L’arcivescovo Valentinetti invita la città a fare un “mea culpa” comunitario
PESCARA. «Il terribile omicidio di Pescara richiama la coscienza di noi adulti. È, senza dubbio, un monito, purtroppo tangibile, alle responsabilità di ciascuno di noi».
Sono le parole dell’arcivescovo Tommaso Valentinetti che commenta così la terribile morte di Christopher Thomas Luciani, ucciso a 16 anni con 25 coltellate.

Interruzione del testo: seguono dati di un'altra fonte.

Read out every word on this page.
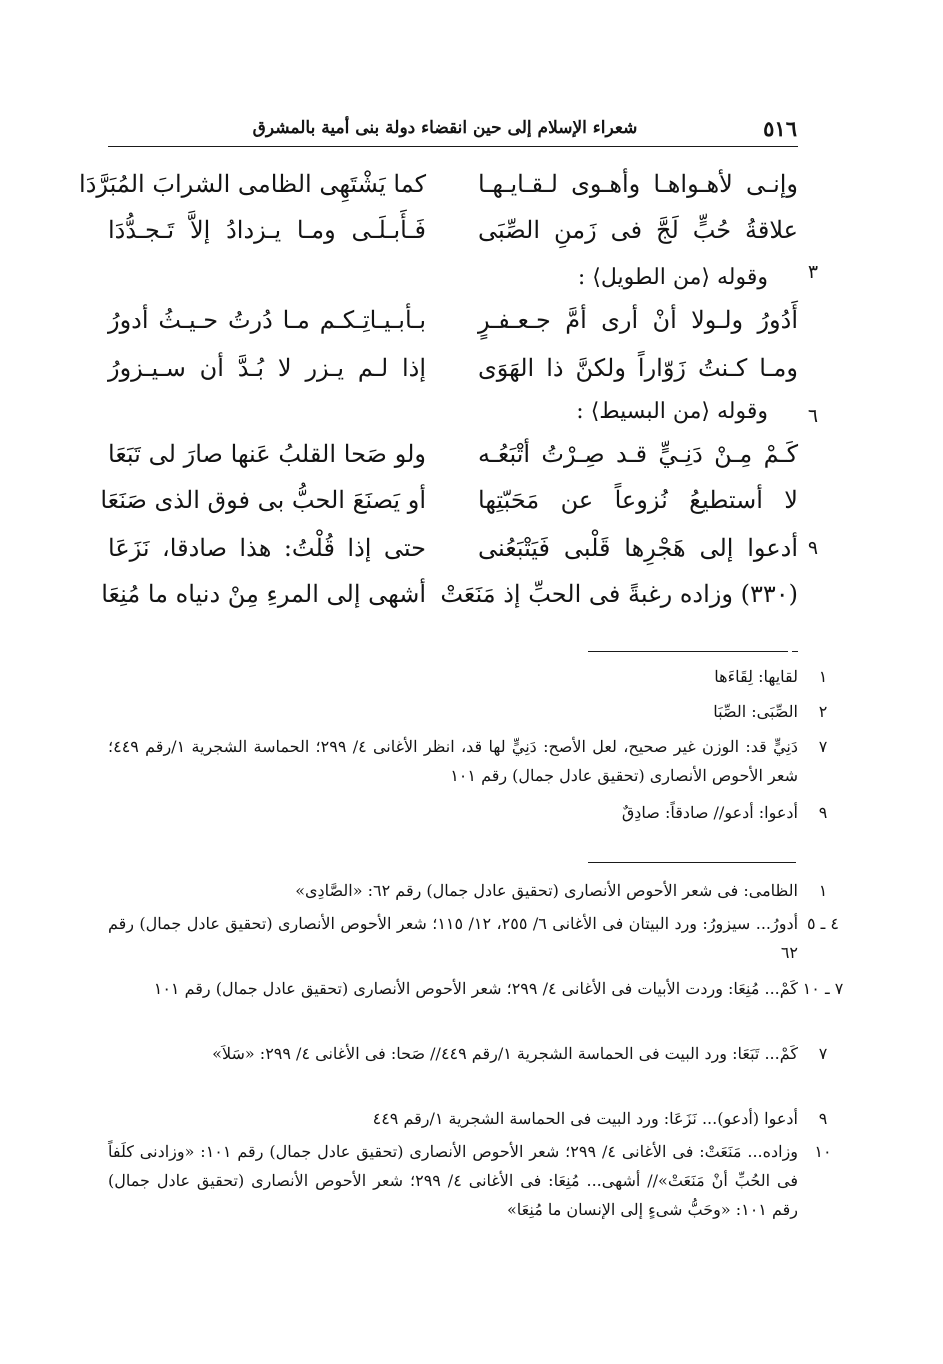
٥١٦
شعراء الإسلام إلى حين انقضاء دولة بنى أمية بالمشرق
وإنـى لأهـواهـا وأهـوى لـقـايـهـا
كما يَشْتَهِى الظامى الشرابَ المُبَرَّدَا
علاقةُ حُبٍّ لَجَّ فى زَمنِ الصِّبَى
فَـأَبـلَـى ومـا يـزدادُ إلاَّ تَـجـدُّدَا
٣
وقوله ⟨من الطويل⟩ :
أَدُورُ ولـولا أنْ أرى أمَّ جـعـفـرٍ
بـأبـيـاتِـكـم مـا دُرتُ حـيـثُ أدورُ
ومـا كـنتُ زَوّاراً ولكنَّ ذا الهَوَى
إذا لـم يـزر لا بُـدَّ أن سـيـزورُ
٦
وقوله ⟨من البسيط⟩ :
كَـمْ مِـنْ دَنِـيٍّ قـد صِـرْتُ أتْبَعُـه
ولو صَحا القلبُ عَنها صارَ لى تَبَعَا
لا أستطيعُ نُزوعاً عن مَحَبّتِها
أو يَصنَعَ الحبُّ بى فوق الذى صَنَعَا
٩
أدعوا إلى هَجْرِها قَلْبى فَيَتْبَعُنى
حتى إذا قُلْتُ: هذا صادقا، نَزَعَا
(٣٣٠) وزاده رغبةً فى الحبِّ إذ مَنَعَتْ
أشهى إلى المرءِ مِنْ دنياه ما مُنِعَا
١
لقايها: لِقَاءَها
٢
الصِّبَى: الصِّبَا
٧
دَنِيٍّ قد: الوزن غير صحيح، لعل الأصح: دَنِيٍّ لها قد، انظر الأغانى ٤/ ٢٩٩؛ الحماسة الشجرية ١/رقم ٤٤٩؛ شعر الأحوص الأنصارى (تحقيق عادل جمال) رقم ١٠١
٩
أدعوا: أدعو// صادقاً: صادِقٌ
١
الظامى: فى شعر الأحوص الأنصارى (تحقيق عادل جمال) رقم ٦٢: «الصَّادِى»
٤ ـ ٥
أدورُ... سيزورُ: ورد البيتان فى الأغانى ٦/ ٢٥٥، ١٢/ ١١٥؛ شعر الأحوص الأنصارى (تحقيق عادل جمال) رقم ٦٢
٧ ـ ١٠
كَمْ... مُنِعَا: وردت الأبيات فى الأغانى ٤/ ٢٩٩؛ شعر الأحوص الأنصارى (تحقيق عادل جمال) رقم ١٠١
٧
كَمْ... تَبَعَا: ورد البيت فى الحماسة الشجرية ١/رقم ٤٤٩// صَحا: فى الأغانى ٤/ ٢٩٩: «سَلاَ»
٩
أدعوا (أدعو)... نَزَعَا: ورد البيت فى الحماسة الشجرية ١/رقم ٤٤٩
١٠
وزاده... مَنَعَتْ: فى الأغانى ٤/ ٢٩٩؛ شعر الأحوص الأنصارى (تحقيق عادل جمال) رقم ١٠١: «وزادنى كلَفاً فى الحُبِّ أنْ مَنَعَتْ»// أشهى... مُنِعَا: فى الأغانى ٤/ ٢٩٩؛ شعر الأحوص الأنصارى (تحقيق عادل جمال) رقم ١٠١: «وحَبُّ شىءٍ إلى الإنسان ما مُنِعَا»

«Troppe volte deleghiamo l'educazione e la formazione agli altri in un battibecco acceso sugli obblighi che le famiglie, la scuola e la Chiesa hanno nei confronti dei giovani», dice l’arcivescovo di Penne-Pescara, «troppe volte puntiamo il dito su ciò che gli altri debbano fare nei confronti dei ragazzi. Eppure la cronaca ci dice quotidianamente come questa contesa non funzioni ed è sempre più necessaria un’antica e nuova solidarietà pedagogica», sottolinea il presule.
«Il mio pensiero», va avanti monsignor Valentinetti, «va al ragazzo ucciso, alla sua famiglia e mi unisco al dolore per una perdita così prematura e tragica. Prego con loro e per loro. Sento, altresì, il dovere di sentirmi vicino anche ai genitori dei presunti assassini».
«Non possiamo puntare il dito su di loro», è il monito del vescovo alla città sconvolta per quanto accaduto domenica sera nel parco di via Raffaello, in pieno centro a Pescara, «è inutile, e forse è anche un modo semplice per condannare qualcuno senza battere il nostro petto, in un “mea culpa” che è, senza dubbio, comunitario».